The honest answer is nobody knows. To be sure, based on the concessions China has made (President Xi actually paid for only a 60-day reprieve with a promised purchase of billions of dollars of American goods since Trump’s additional tariffs would not have been imposed before January 1), it seems that China is prepared to make even more concessions. However, Beijing will unlikely budge on issues it sees as vital to national sovereignty and regime security. For example, American demands that China end its efforts to scale up the technology chain and that Beijing cut off subsidies to state-owned enterprises will likely meet the greatest amount of resistance.
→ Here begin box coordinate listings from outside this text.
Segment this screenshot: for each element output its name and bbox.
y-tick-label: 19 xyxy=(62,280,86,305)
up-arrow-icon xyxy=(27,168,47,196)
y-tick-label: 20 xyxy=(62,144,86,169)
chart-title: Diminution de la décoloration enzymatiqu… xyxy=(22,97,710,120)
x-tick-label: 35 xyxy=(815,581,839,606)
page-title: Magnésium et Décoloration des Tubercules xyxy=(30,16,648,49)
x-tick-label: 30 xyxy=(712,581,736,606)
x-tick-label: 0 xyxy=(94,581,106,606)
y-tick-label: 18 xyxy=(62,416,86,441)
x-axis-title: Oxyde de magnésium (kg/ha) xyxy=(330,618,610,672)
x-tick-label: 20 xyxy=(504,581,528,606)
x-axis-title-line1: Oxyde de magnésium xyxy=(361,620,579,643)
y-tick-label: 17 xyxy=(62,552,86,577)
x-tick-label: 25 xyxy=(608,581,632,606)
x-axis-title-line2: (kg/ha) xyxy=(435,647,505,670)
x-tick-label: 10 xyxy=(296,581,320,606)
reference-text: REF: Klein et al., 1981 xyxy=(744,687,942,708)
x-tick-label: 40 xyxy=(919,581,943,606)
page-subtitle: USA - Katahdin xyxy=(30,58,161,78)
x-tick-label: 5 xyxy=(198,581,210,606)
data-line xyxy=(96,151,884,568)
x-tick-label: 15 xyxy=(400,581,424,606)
Additionally, if one reads the original list of demands made by American negotiators in April, it included one draconian provision – that the U.S. retains unilateral rights to determine Chinese compliance and impose penalties should China be found in violation, while China must pledge not to retaliate in such an event. It is hard to imagine that the Chinese government will swallow this bitter pill.

But the issues deemed as nonnegotiable to Beijing will be the same ones the hardliners in the Trump administration will define as deal breakers. In the coming months, as American negotiators engage their Chinese counterparts and debate among themselves whether to end or escalate the trade war, Trump’s trade hardliners will easily find allies among national security hawks and critics of China’s human rights violations. The pragmatists will be arrayed against a powerful coalition that believes that the long-term strategic benefits of a fully-escalated trade war and ultimate U.S.-China economic decoupling far outweigh its short-term economic costs. Trump’s designation of Robert Lighthizer, the U.S. Trade Representative and a leading China hawk, as the chief negotiator with China in the coming three months also dims the chances of success of a deal.

This daunting reality should dampen our hopes for a quick end to the U.S.-China trade war when the 90-day period expires.

Only two factors can conceivably determine where the U.S. and China are headed in the coming three months. The first is obviously how much ground Beijing is willing to yield in order to avoid further escalations in the trade war and, subsequently, a likely U.S.-China cold war. It is fully within the realm of possibility that President Xi and his advisors decide that the Chinese government has greater capacity to absorb the shocks of unprecedented trade concessions now than the long-term economic and geopolitical costs of a Sino-American cold war.

The second factor is where President Trump comes down. Based on his protectionist instinct and consistent support for the hardliners in the trade war, Trump is more likely to side with them than the pragmatists if there is an impasse between the two camps. However, in recent months he apparently has become more aware of the economic consequences of a full-blown trade war. The turmoil in the financial markets and the looming threat of an American recession in 2020 – the year of his re-election – may persuade President Trump that a trade war is not so easy to win as he originally claimed. To avoid a recession that could endanger his chances for a second term, President Trump may want to pocket the concessions Beijing is willing to offer, end the trade war, and claim credit for striking the deal of the 21st century.

Whatever transpires by March 1, mercifully we don’t have to wait very long to find out.